Expression such as 2+3*5 (without parentheses) can be parsed by relying on operator precedence, i.e. the fact that we should first evaluate division and multiplication and only then addition and subtraction. We can implement this with two separate stacks (for operators and operands). If we encounter + or - and there is * or \ on the stack, we should push * or / from the operator stack, build a Node with two most recent operands and push the node onto the operand stack and the first operator (+ or -) onto the operator stack.

    @classmethod
    def build(cls, text: str) -> 'Tree':
        operator_stack: List[str] = []
        operand_stack: List[Node] = []
        for char in cls._tokenize(text):
            print(operator_stack, operand_stack)
            if char.isdigit():
                operand_stack.append(Node(symbol=char, left=None, right=None))
            elif char in '+-' and len(operator_stack) > 0 and operator_stack[-1] in '*/':
                right = operand_stack.pop()
                op = operator_stack.pop()
                left = operand_stack.pop()
                operand_stack.append(Node(symbol=op, left=left, right=right))
                operator_stack.append(char)
            else:
                operator_stack.append(char)
        while len(operator_stack) > 0:
            right = operand_stack.pop()
            op = operator_stack.pop()
            left = operand_stack.pop()
            operand_stack.append(Node(symbol=op, left=left, right=right))
        return cls(root=operand_stack.pop())

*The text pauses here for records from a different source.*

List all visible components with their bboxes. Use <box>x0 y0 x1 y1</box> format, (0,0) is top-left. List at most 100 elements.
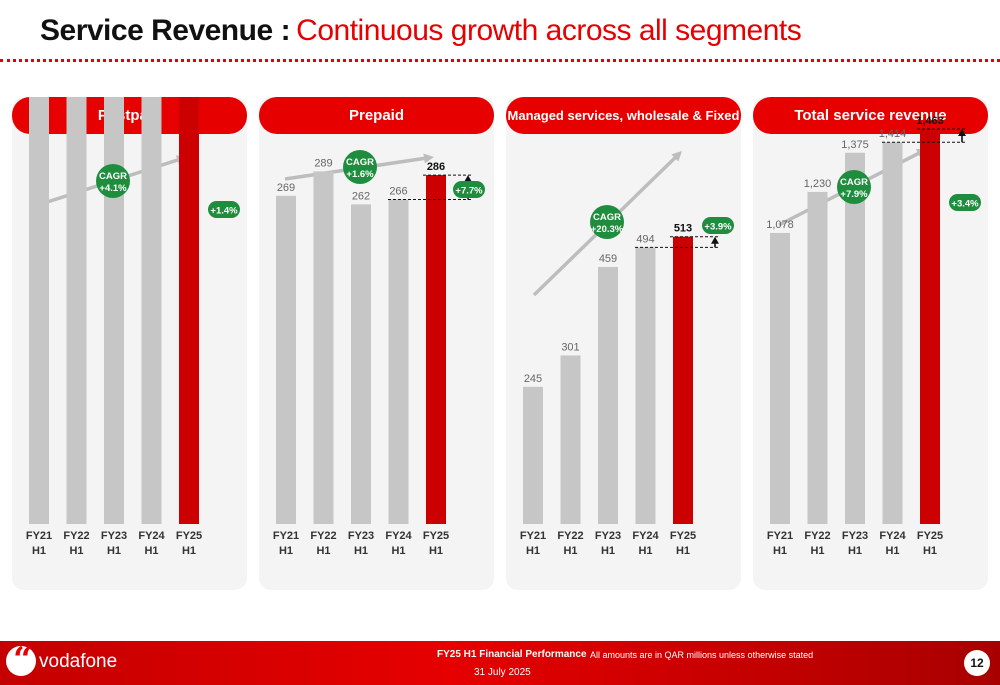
x-tick-label: FY22 <box>63 530 89 542</box>
bar <box>560 355 581 524</box>
title-main: Service Revenue <box>40 14 273 47</box>
growth-badge <box>702 217 734 234</box>
bar-value-label: 1,414 <box>879 128 907 140</box>
x-tick-label: FY24 <box>138 530 165 542</box>
bar <box>351 204 371 525</box>
bar <box>141 97 162 524</box>
x-tick-label: H1 <box>107 545 121 557</box>
x-tick-label: FY22 <box>310 530 336 542</box>
dotted-divider <box>0 59 1000 62</box>
bar <box>807 191 828 524</box>
x-tick-label: FY25 <box>917 530 943 542</box>
cagr-badge-label: CAGR <box>99 171 127 182</box>
footer: “ vodafone FY25 H1 Financial Performance… <box>0 640 1000 685</box>
cagr-badge-label: CAGR <box>346 157 374 168</box>
bar-value-label: 1,463 <box>916 115 944 127</box>
footer-title: FY25 H1 Financial Performance <box>437 649 587 660</box>
panel-managed-services: Managed services, wholesale & Fixed 245 F… <box>506 97 741 590</box>
bar <box>920 128 940 525</box>
x-tick-label: H1 <box>923 545 937 557</box>
cagr-badge-value: +7.9% <box>840 189 868 200</box>
x-tick-label: FY21 <box>273 530 299 542</box>
x-tick-label: FY21 <box>767 530 793 542</box>
bar <box>179 97 199 524</box>
x-tick-label: FY25 <box>670 530 696 542</box>
cagr-badge-label: CAGR <box>840 177 868 188</box>
bar-value-label: 1,375 <box>841 139 869 151</box>
chart-postpaid: 564FY21H1640FY22H1653FY23H1654FY24H1663F… <box>26 97 240 557</box>
x-tick-label: H1 <box>279 545 293 557</box>
vodafone-logo-icon <box>6 646 36 676</box>
title-subtitle: Continuous growth across all segments <box>296 14 802 47</box>
cagr-badge-value: +4.1% <box>99 183 127 194</box>
bar <box>882 142 903 524</box>
x-tick-label: H1 <box>638 545 652 557</box>
x-tick-label: FY25 <box>423 530 449 542</box>
bar-value-label: 286 <box>427 161 445 173</box>
trend-arrow-icon <box>671 151 682 162</box>
x-tick-label: H1 <box>32 545 46 557</box>
bar-value-label: 301 <box>561 341 579 353</box>
growth-badge <box>949 194 981 211</box>
bar <box>845 152 865 524</box>
growth-badge-label: +7.7% <box>455 186 483 197</box>
x-tick-label: FY23 <box>595 530 621 542</box>
x-tick-label: H1 <box>429 545 443 557</box>
growth-badge-label: +3.4% <box>951 199 979 210</box>
bar <box>770 232 790 524</box>
title-separator: : <box>280 14 291 47</box>
bar <box>276 195 296 524</box>
chart-prepaid: 269 FY21 H1 289 FY22 H1 262 FY23 H1 266 FY24 H1 286 F… <box>273 150 485 557</box>
cagr-badge <box>343 150 377 184</box>
bar <box>635 247 656 525</box>
panel-prepaid: Prepaid 269 FY21 H1 289 FY22 H1 262 FY23 H1 266 FY… <box>259 97 494 590</box>
bar-value-label: 513 <box>674 223 692 235</box>
panel-title: Total service revenue <box>753 97 988 134</box>
bar <box>426 175 446 524</box>
bar-value-label: 494 <box>636 233 654 245</box>
growth-badge-label: +3.9% <box>704 222 732 233</box>
x-tick-label: H1 <box>848 545 862 557</box>
x-tick-label: FY23 <box>101 530 127 542</box>
x-tick-label: FY21 <box>26 530 52 542</box>
cagr-badge <box>96 164 130 198</box>
x-tick-label: H1 <box>810 545 824 557</box>
footer-note: All amounts are in QAR millions unless o… <box>590 650 814 660</box>
x-tick-label: FY22 <box>557 530 583 542</box>
panel-title: Managed services, wholesale & Fixed <box>506 97 741 134</box>
bar-value-label: 245 <box>524 373 542 385</box>
x-tick-label: H1 <box>391 545 405 557</box>
bar-value-label: 1,078 <box>766 219 794 231</box>
cagr-badge-label: CAGR <box>593 212 621 223</box>
chart-managed-services: 245 FY21 H1 301 FY22 H1 459 FY23 H1 494 FY24 H1 513 F… <box>520 151 734 557</box>
bar-value-label: 289 <box>314 157 332 169</box>
bar-value-label: 266 <box>389 185 407 197</box>
panel-total-service-revenue: Total service revenue 1,078 FY21 H1 1,230 FY… <box>753 97 988 590</box>
x-tick-label: H1 <box>563 545 577 557</box>
growth-badge <box>453 181 485 198</box>
bar <box>388 199 409 524</box>
cagr-badge <box>837 170 871 204</box>
bar-value-label: 269 <box>277 182 295 194</box>
x-tick-label: H1 <box>526 545 540 557</box>
bar <box>313 171 334 525</box>
brand-name: vodafone <box>39 651 118 672</box>
bar <box>598 266 618 524</box>
page-number: 12 <box>964 650 990 676</box>
x-tick-label: H1 <box>676 545 690 557</box>
footer-date: 31 July 2025 <box>474 667 531 678</box>
bar <box>66 97 87 524</box>
bar-value-label: 1,230 <box>804 178 832 190</box>
cagr-badge <box>590 205 624 239</box>
trend-arrow-icon <box>423 153 434 164</box>
x-tick-label: FY25 <box>176 530 202 542</box>
x-tick-label: H1 <box>773 545 787 557</box>
bar-value-label: 459 <box>599 253 617 265</box>
bar <box>673 236 693 524</box>
x-tick-label: H1 <box>69 545 83 557</box>
x-tick-label: H1 <box>144 545 158 557</box>
x-tick-label: FY21 <box>520 530 546 542</box>
x-tick-label: FY24 <box>385 530 412 542</box>
panel-title: Prepaid <box>259 97 494 134</box>
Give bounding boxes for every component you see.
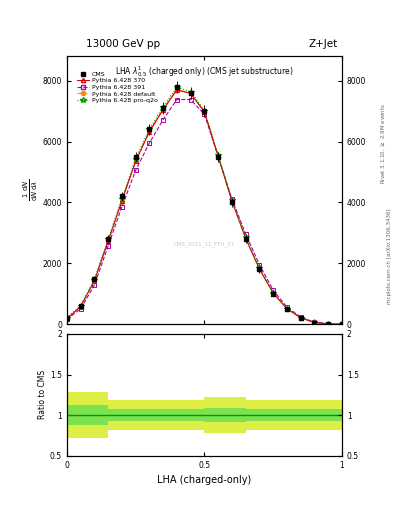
Text: mcplots.cern.ch [arXiv:1306.3436]: mcplots.cern.ch [arXiv:1306.3436] bbox=[387, 208, 391, 304]
Pythia 6.428 391 bbox=[243, 231, 248, 237]
Line: Pythia 6.428 pro-q2o: Pythia 6.428 pro-q2o bbox=[64, 84, 345, 327]
Text: Z+Jet: Z+Jet bbox=[309, 38, 338, 49]
Pythia 6.428 391 bbox=[147, 140, 152, 146]
Pythia 6.428 pro-q2o bbox=[243, 234, 248, 241]
Pythia 6.428 391 bbox=[202, 111, 207, 117]
Pythia 6.428 391 bbox=[92, 282, 97, 288]
Pythia 6.428 default bbox=[340, 321, 344, 327]
Y-axis label: Ratio to CMS: Ratio to CMS bbox=[38, 370, 47, 419]
Pythia 6.428 default bbox=[188, 91, 193, 97]
Pythia 6.428 default bbox=[147, 129, 152, 135]
Pythia 6.428 391 bbox=[78, 306, 83, 312]
Pythia 6.428 391 bbox=[312, 319, 317, 325]
Pythia 6.428 370 bbox=[312, 319, 317, 326]
Pythia 6.428 default bbox=[326, 321, 331, 327]
Pythia 6.428 370 bbox=[161, 106, 165, 113]
Pythia 6.428 pro-q2o bbox=[326, 321, 331, 327]
Pythia 6.428 391 bbox=[188, 96, 193, 102]
Pythia 6.428 391 bbox=[326, 321, 331, 327]
Pythia 6.428 default bbox=[216, 153, 220, 159]
Pythia 6.428 pro-q2o bbox=[257, 265, 262, 271]
Legend: CMS, Pythia 6.428 370, Pythia 6.428 391, Pythia 6.428 default, Pythia 6.428 pro-: CMS, Pythia 6.428 370, Pythia 6.428 391,… bbox=[75, 70, 159, 104]
Pythia 6.428 370 bbox=[147, 129, 152, 135]
Pythia 6.428 391 bbox=[230, 196, 234, 202]
Pythia 6.428 default bbox=[312, 319, 317, 326]
Text: CMS_2021_11_FTH_07: CMS_2021_11_FTH_07 bbox=[174, 241, 235, 247]
Pythia 6.428 391 bbox=[119, 204, 124, 210]
Pythia 6.428 default bbox=[271, 290, 275, 296]
Pythia 6.428 370 bbox=[216, 153, 220, 159]
Pythia 6.428 391 bbox=[257, 262, 262, 268]
Line: Pythia 6.428 default: Pythia 6.428 default bbox=[65, 88, 343, 326]
Pythia 6.428 pro-q2o bbox=[216, 152, 220, 158]
Pythia 6.428 pro-q2o bbox=[202, 108, 207, 114]
Pythia 6.428 370 bbox=[64, 315, 69, 322]
Pythia 6.428 370 bbox=[271, 290, 275, 296]
Line: Pythia 6.428 391: Pythia 6.428 391 bbox=[65, 97, 344, 326]
Pythia 6.428 370 bbox=[106, 238, 110, 244]
Pythia 6.428 pro-q2o bbox=[119, 196, 124, 202]
Pythia 6.428 370 bbox=[243, 236, 248, 242]
Pythia 6.428 default bbox=[257, 266, 262, 272]
Pythia 6.428 pro-q2o bbox=[174, 84, 179, 91]
Pythia 6.428 pro-q2o bbox=[92, 276, 97, 283]
Text: LHA $\lambda^{1}_{0.5}$ (charged only) (CMS jet substructure): LHA $\lambda^{1}_{0.5}$ (charged only) (… bbox=[115, 65, 294, 79]
Pythia 6.428 391 bbox=[285, 304, 289, 310]
Pythia 6.428 default bbox=[119, 198, 124, 204]
Pythia 6.428 370 bbox=[230, 198, 234, 204]
Pythia 6.428 default bbox=[133, 158, 138, 164]
Pythia 6.428 default bbox=[174, 87, 179, 93]
Pythia 6.428 default bbox=[285, 306, 289, 312]
Pythia 6.428 pro-q2o bbox=[106, 236, 110, 242]
Pythia 6.428 370 bbox=[298, 315, 303, 321]
Pythia 6.428 pro-q2o bbox=[133, 156, 138, 162]
Pythia 6.428 default bbox=[78, 304, 83, 310]
Pythia 6.428 391 bbox=[64, 316, 69, 323]
Pythia 6.428 pro-q2o bbox=[78, 303, 83, 309]
Pythia 6.428 370 bbox=[78, 304, 83, 310]
Line: Pythia 6.428 370: Pythia 6.428 370 bbox=[65, 88, 344, 326]
Pythia 6.428 pro-q2o bbox=[271, 290, 275, 296]
Pythia 6.428 370 bbox=[119, 198, 124, 204]
Pythia 6.428 391 bbox=[216, 153, 220, 159]
Pythia 6.428 default bbox=[161, 106, 165, 113]
Pythia 6.428 default bbox=[64, 315, 69, 322]
Pythia 6.428 default bbox=[298, 315, 303, 321]
Pythia 6.428 391 bbox=[133, 167, 138, 174]
Text: 13000 GeV pp: 13000 GeV pp bbox=[86, 38, 161, 49]
Pythia 6.428 370 bbox=[174, 87, 179, 93]
X-axis label: LHA (charged-only): LHA (charged-only) bbox=[157, 475, 252, 485]
Pythia 6.428 370 bbox=[340, 321, 344, 327]
Pythia 6.428 370 bbox=[92, 278, 97, 284]
Pythia 6.428 pro-q2o bbox=[161, 104, 165, 110]
Pythia 6.428 default bbox=[230, 198, 234, 204]
Pythia 6.428 370 bbox=[188, 91, 193, 97]
Pythia 6.428 pro-q2o bbox=[147, 126, 152, 133]
Pythia 6.428 370 bbox=[202, 109, 207, 115]
Pythia 6.428 391 bbox=[106, 243, 110, 249]
Pythia 6.428 370 bbox=[326, 321, 331, 327]
Pythia 6.428 391 bbox=[161, 117, 165, 123]
Pythia 6.428 391 bbox=[298, 314, 303, 320]
Pythia 6.428 pro-q2o bbox=[188, 89, 193, 95]
Pythia 6.428 pro-q2o bbox=[230, 197, 234, 203]
Pythia 6.428 370 bbox=[285, 306, 289, 312]
Pythia 6.428 391 bbox=[340, 321, 344, 327]
Pythia 6.428 default bbox=[243, 236, 248, 242]
Pythia 6.428 370 bbox=[257, 266, 262, 272]
Pythia 6.428 pro-q2o bbox=[64, 315, 69, 321]
Pythia 6.428 default bbox=[106, 238, 110, 244]
Pythia 6.428 391 bbox=[174, 96, 179, 102]
Pythia 6.428 pro-q2o bbox=[312, 319, 317, 326]
Pythia 6.428 370 bbox=[133, 158, 138, 164]
Pythia 6.428 default bbox=[202, 109, 207, 115]
Pythia 6.428 default bbox=[92, 278, 97, 284]
Pythia 6.428 pro-q2o bbox=[298, 315, 303, 321]
Text: Rivet 3.1.10, $\geq$ 2.9M events: Rivet 3.1.10, $\geq$ 2.9M events bbox=[379, 103, 387, 184]
Pythia 6.428 pro-q2o bbox=[340, 321, 344, 327]
Pythia 6.428 391 bbox=[271, 287, 275, 293]
Pythia 6.428 pro-q2o bbox=[285, 306, 289, 312]
Y-axis label: $\frac{1}{\mathrm{d}N}\frac{\mathrm{d}N}{\mathrm{d}\lambda}$: $\frac{1}{\mathrm{d}N}\frac{\mathrm{d}N}… bbox=[22, 179, 40, 201]
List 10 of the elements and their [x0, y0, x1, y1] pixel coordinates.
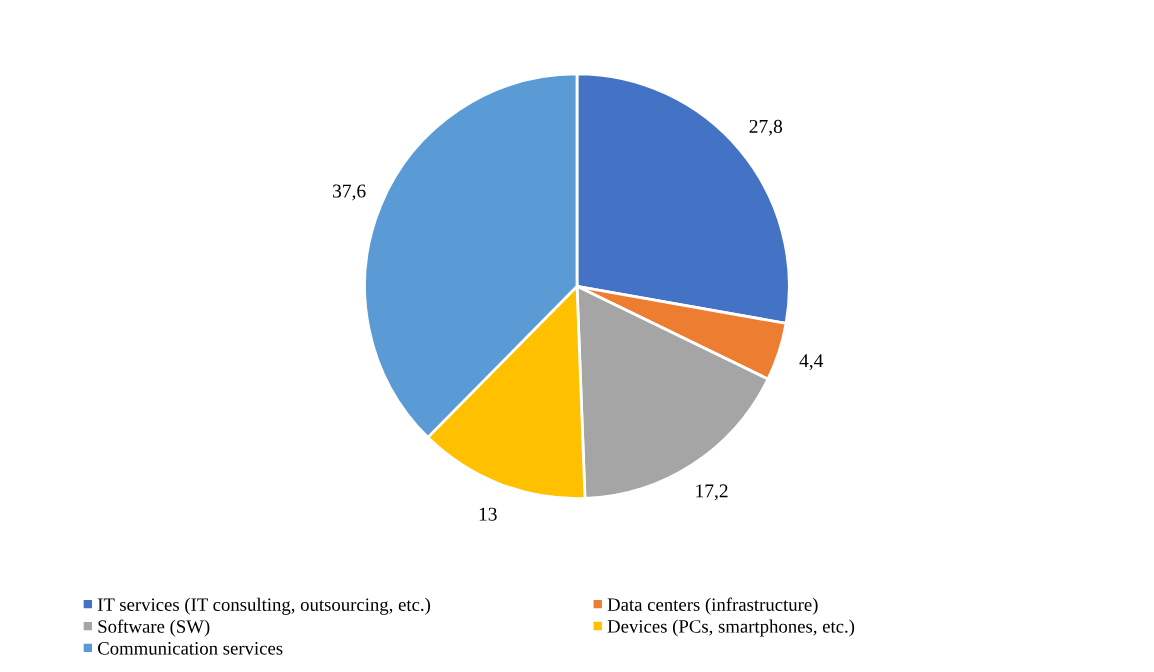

Parsing with both operator precedence and parentheses

Finally, support for both operator precedence and parentheses can be pushing ( onto the operator stack and, upon encountering ), applying all operator from the stack until ) again is on the top of the operator stack (and can be discarded).

    @classmethod
    def build(cls, text: str) -> 'Tree':
        operator_stack: List[str] = []
        operand_stack: List[Node] = []
        for char in cls._tokenize(text):
            print(operator_stack, operand_stack)
            if char.isdigit():
                operand_stack.append(Node(symbol=char, left=None, right=None))
            elif char in '+-' and len(operator_stack) > 0 and operator_stack[-1] in '*/':
                right = operand_stack.pop()
                op = operator_stack.pop()
                left = operand_stack.pop()
                operand_stack.append(Node(symbol=op, left=left, right=right))
                operator_stack.append(char)
            elif char == ')':
                while len(operator_stack) > 0 and operator_stack[-1] != '(':
                    right = operand_stack.pop()
                    op = operator_stack.pop()
                    left = operand_stack.pop()
                    operand_stack.append(Node(symbol=op, left=left, right=right))
                operator_stack.pop()
            else:
                operator_stack.append(char)
        while len(operator_stack) > 0:
            right = operand_stack.pop()
            op = operator_stack.pop()
            left = operand_stack.pop()
            operand_stack.append(Node(symbol=op, left=left, right=right))
        return cls(root=operand_stack.pop())

It works as expected:

tree = Tree.build('(2+3)*2+7*3')  
assert tree.evaluate() == 31

The final code snippet is essentially Dijkstra’s shunting-yard algorithm.

One final remark: parsing and evaluating can be done in one gone, without building a whole expression tree. You could just evaluate an operator and push the result on the stack instead of building a Node and pushing it on the stack.